TFANet: three-stage image-text feature alignment network for robust referring image segmentation
摘要
Referring Image Segmentation (RIS) requires segmenting image regions based on natural language expressions, demanding fine-grained alignment between visual and textual modalities. However, existing approaches still suffer from multimodal misalignment and semantic degradation, particularly in complex scenes containing multiple visually similar objects, where uniquely described targets are prone to mislocalization or incomplete segmentation. Inspired by cognitive and memory processes in human visual–linguistic reasoning, we propose TFANet, a Three-stage Image–Text Feature Alignment Network that tackles these limitations in a principled and structured manner.
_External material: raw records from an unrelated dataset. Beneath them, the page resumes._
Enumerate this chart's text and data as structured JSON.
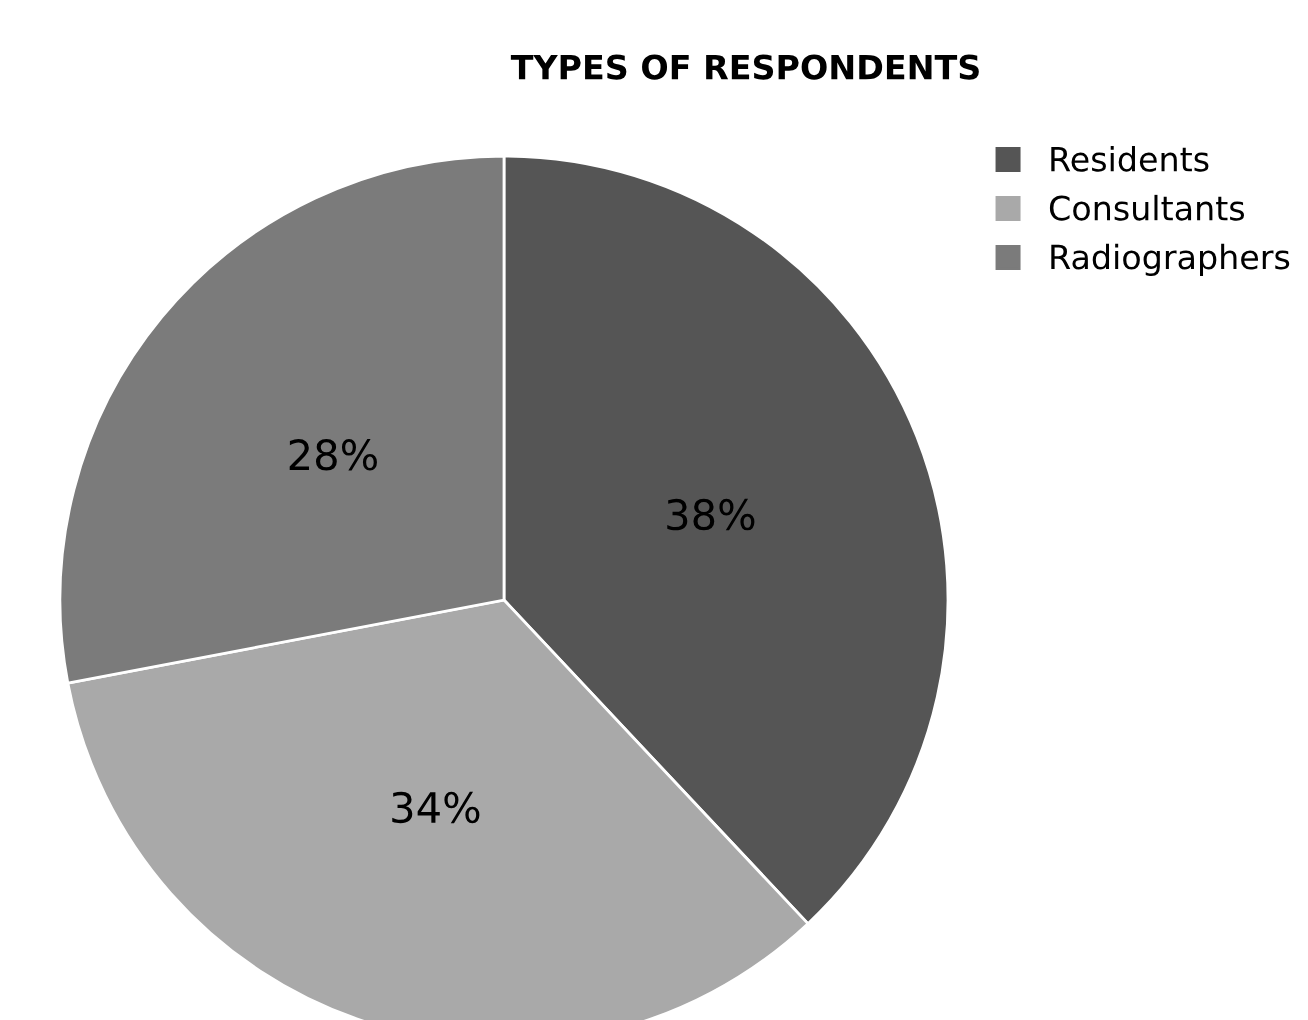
{
  "chart_data": {
    "type": "pie",
    "title": "TYPES OF RESPONDENTS",
    "categories": [
      "Residents",
      "Consultants",
      "Radiographers"
    ],
    "values": [
      38,
      34,
      28
    ],
    "colors": [
      "#555555",
      "#a9a9a9",
      "#7b7b7b"
    ],
    "value_labels": [
      "38%",
      "34%",
      "28%"
    ],
    "legend": "right"
  }
}
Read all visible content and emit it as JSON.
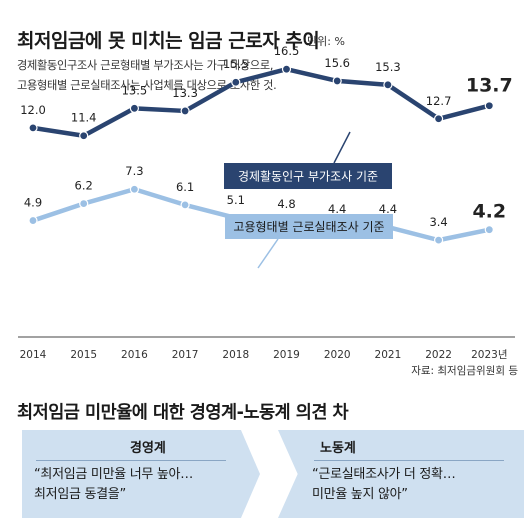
{
  "title": "최저임금에 못 미치는 임금 근로자 추이",
  "unit": "단위: %",
  "notes": [
    "경제활동인구조사 근로형태별 부가조사는 가구 대상으로,",
    "고용형태별 근로실태조사는 사업체를 대상으로 조사한 것."
  ],
  "source": "자료: 최저임금위원회 등",
  "chart_data": {
    "type": "line",
    "x": [
      "2014",
      "2015",
      "2016",
      "2017",
      "2018",
      "2019",
      "2020",
      "2021",
      "2022",
      "2023년"
    ],
    "series": [
      {
        "name": "경제활동인구 부가조사 기준",
        "color": "#2a4470",
        "values": [
          12.0,
          11.4,
          13.5,
          13.3,
          15.5,
          16.5,
          15.6,
          15.3,
          12.7,
          13.7
        ],
        "labels": [
          "12.0",
          "11.4",
          "13.5",
          "13.3",
          "15.5",
          "16.5",
          "15.6",
          "15.3",
          "12.7",
          "13.7"
        ]
      },
      {
        "name": "고용형태별 근로실태조사 기준",
        "color": "#9cc0e4",
        "values": [
          4.9,
          6.2,
          7.3,
          6.1,
          5.1,
          4.8,
          4.4,
          4.4,
          3.4,
          4.2
        ],
        "labels": [
          "4.9",
          "6.2",
          "7.3",
          "6.1",
          "5.1",
          "4.8",
          "4.4",
          "4.4",
          "3.4",
          "4.2"
        ]
      }
    ],
    "grid": false,
    "xlabel": "",
    "ylabel": ""
  },
  "opinion": {
    "title": "최저임금 미만율에 대한 경영계-노동계 의견 차",
    "left": {
      "head": "경영계",
      "lines": [
        "“최저임금 미만율 너무 높아…",
        "최저임금 동결을”"
      ]
    },
    "right": {
      "head": "노동계",
      "lines": [
        "“근로실태조사가 더 정확…",
        "미만율 높지 않아”"
      ]
    }
  }
}
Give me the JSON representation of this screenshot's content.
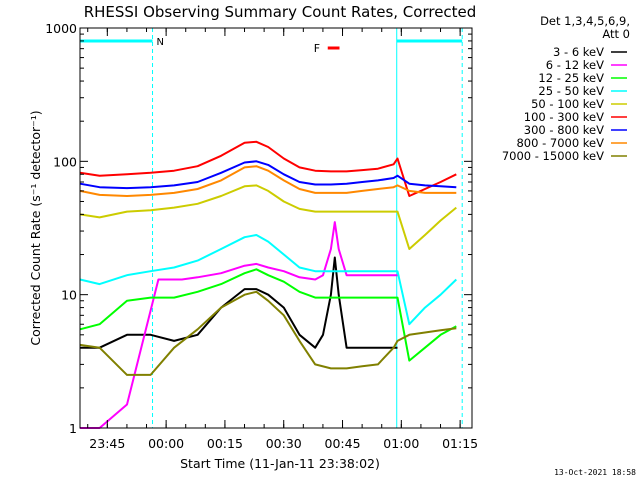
{
  "chart_data": {
    "type": "line",
    "title": "RHESSI Observing Summary Count Rates, Corrected",
    "xlabel": "Start Time (11-Jan-11 23:38:02)",
    "ylabel": "Corrected Count Rate (s⁻¹ detector⁻¹)",
    "x_start_hours": 23.63,
    "x_range_minutes": [
      0,
      100
    ],
    "yscale": "log",
    "ylim": [
      1,
      1000
    ],
    "xticks": [
      "23:45",
      "00:00",
      "00:15",
      "00:30",
      "00:45",
      "01:00",
      "01:15"
    ],
    "xtick_minutes": [
      6.97,
      21.97,
      36.97,
      51.97,
      66.97,
      81.97,
      96.97
    ],
    "yticks": [
      "1",
      "10",
      "100",
      "1000"
    ],
    "ytick_values": [
      1,
      10,
      100,
      1000
    ],
    "legend_header": [
      "Det 1,3,4,5,6,9,",
      "Att 0"
    ],
    "legend_placement": "right",
    "timestamp": "13-Oct-2021 18:58",
    "annotations": {
      "night_label": "N",
      "night_intervals": [
        [
          0,
          18.5
        ],
        [
          80.8,
          97.5
        ]
      ],
      "flare_label": "F",
      "flare_interval": [
        63.2,
        66.2
      ]
    },
    "series": [
      {
        "name": "3 - 6 keV",
        "color": "#000000",
        "x": [
          0,
          5,
          12,
          18,
          24,
          30,
          36,
          42,
          45,
          48,
          52,
          56,
          60,
          62,
          64,
          65,
          66,
          68,
          72,
          76,
          80,
          81
        ],
        "y": [
          4.0,
          4.0,
          5.0,
          5.0,
          4.5,
          5.0,
          8.0,
          11,
          11,
          10,
          8.0,
          5.0,
          4.0,
          5.0,
          10,
          19,
          10,
          4.0,
          4.0,
          4.0,
          4.0,
          4.0
        ]
      },
      {
        "name": "6 - 12 keV",
        "color": "#ff00ff",
        "x": [
          0,
          5,
          12,
          20,
          26,
          30,
          36,
          42,
          45,
          48,
          52,
          56,
          60,
          62,
          64,
          65,
          66,
          68,
          72,
          76,
          80,
          81
        ],
        "y": [
          1.0,
          1.0,
          1.5,
          13,
          13,
          13.5,
          14.5,
          16.5,
          17,
          16,
          15,
          13.5,
          13,
          14,
          22,
          35,
          22,
          14,
          14,
          14,
          14,
          14
        ]
      },
      {
        "name": "12 - 25 keV",
        "color": "#00ff00",
        "x": [
          0,
          5,
          12,
          18,
          24,
          30,
          36,
          42,
          45,
          48,
          52,
          56,
          60,
          64,
          68,
          72,
          76,
          80,
          81,
          84,
          88,
          92,
          96
        ],
        "y": [
          5.5,
          6.0,
          9.0,
          9.5,
          9.5,
          10.5,
          12,
          14.5,
          15.5,
          14,
          12.5,
          10.5,
          9.5,
          9.5,
          9.5,
          9.5,
          9.5,
          9.5,
          9.5,
          3.2,
          4.0,
          5.0,
          5.8
        ]
      },
      {
        "name": "25 - 50 keV",
        "color": "#00ffff",
        "x": [
          0,
          5,
          12,
          18,
          24,
          30,
          36,
          42,
          45,
          48,
          52,
          56,
          60,
          64,
          68,
          72,
          76,
          80,
          81,
          84,
          88,
          92,
          96
        ],
        "y": [
          13,
          12,
          14,
          15,
          16,
          18,
          22,
          27,
          28,
          25,
          20,
          16,
          15,
          15,
          15,
          15,
          15,
          15,
          15,
          6,
          8,
          10,
          13
        ]
      },
      {
        "name": "50 - 100 keV",
        "color": "#cccc00",
        "x": [
          0,
          5,
          12,
          18,
          24,
          30,
          36,
          42,
          45,
          48,
          52,
          56,
          60,
          64,
          68,
          72,
          76,
          80,
          81,
          84,
          88,
          92,
          96
        ],
        "y": [
          40,
          38,
          42,
          43,
          45,
          48,
          55,
          65,
          66,
          60,
          50,
          44,
          42,
          42,
          42,
          42,
          42,
          42,
          42,
          22,
          28,
          36,
          45
        ]
      },
      {
        "name": "100 - 300 keV",
        "color": "#ff0000",
        "x": [
          0,
          5,
          12,
          18,
          24,
          30,
          36,
          42,
          45,
          48,
          52,
          56,
          60,
          64,
          68,
          72,
          76,
          80,
          81,
          84,
          88,
          92,
          96
        ],
        "y": [
          82,
          78,
          80,
          82,
          85,
          92,
          110,
          138,
          140,
          128,
          105,
          90,
          85,
          84,
          84,
          86,
          88,
          95,
          105,
          55,
          62,
          70,
          80
        ]
      },
      {
        "name": "300 - 800 keV",
        "color": "#0000ff",
        "x": [
          0,
          5,
          12,
          18,
          24,
          30,
          36,
          42,
          45,
          48,
          52,
          56,
          60,
          64,
          68,
          72,
          76,
          80,
          81,
          84,
          88,
          92,
          96
        ],
        "y": [
          68,
          64,
          63,
          64,
          66,
          70,
          82,
          98,
          100,
          94,
          80,
          70,
          67,
          67,
          68,
          70,
          72,
          75,
          78,
          68,
          66,
          65,
          64
        ]
      },
      {
        "name": "800 - 7000 keV",
        "color": "#ff8800",
        "x": [
          0,
          5,
          12,
          18,
          24,
          30,
          36,
          42,
          45,
          48,
          52,
          56,
          60,
          64,
          68,
          72,
          76,
          80,
          81,
          84,
          88,
          92,
          96
        ],
        "y": [
          60,
          56,
          55,
          56,
          58,
          62,
          72,
          90,
          92,
          85,
          72,
          62,
          58,
          58,
          58,
          60,
          62,
          64,
          66,
          60,
          58,
          58,
          58
        ]
      },
      {
        "name": "7000 - 15000 keV",
        "color": "#808000",
        "x": [
          0,
          5,
          12,
          18,
          24,
          30,
          36,
          42,
          45,
          48,
          52,
          56,
          60,
          64,
          68,
          72,
          76,
          80,
          81,
          84,
          88,
          92,
          96
        ],
        "y": [
          4.2,
          4.0,
          2.5,
          2.5,
          4.0,
          5.5,
          8.0,
          10,
          10.5,
          9.0,
          7.0,
          4.5,
          3.0,
          2.8,
          2.8,
          2.9,
          3.0,
          4.0,
          4.5,
          5.0,
          5.2,
          5.4,
          5.6
        ]
      }
    ]
  }
}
Rather than performing cross-modal fusion in a single step, TFANet organizes interaction into a progressive three-stage alignment process, in which the Knowledge Plus Stage (KPS), Knowledge Fusion Stage (KFS), and Knowledge Intensification Stage (KIS) successively build, consolidate, and reinforce the aligned image–text representation. KPS employs a Multiscale Linear Cross-Attention Module (MLAM) that establishes the initial global alignment through efficient bidirectional multi-scale semantic exchange, mitigating early-stage misalignment. KFS introduces a Cross-modal Feature Scanning Module (CFSM) to capture long-range dependencies and enforce multimodal consistency, effectively reducing ambiguity in scenes with multiple similar objects. KIS incorporates a Word-level Feature-guided Semantic Deepening Module (WFDM), which repeatedly reinjects word-level linguistic cues throughout the multi-level mask aggregation process, counteracting semantic attenuation in deep layers and preserving fine-grained textual guidance for accurate mask prediction. Extensive experiments on RefCOCO, RefCOCO+, and G-Ref demonstrate that TFANet outperforms state-of-the-art methods, achieving mIoU improvements of 1.84%, 1.52%, and 2.29% on the respective validation subsets. More experiments results verify that the proposed three-stage hierarchical alignment framework effectively alleviates attention misallocation and semantic loss, enabling more precise segmentation in complex visual-linguistic scenarios.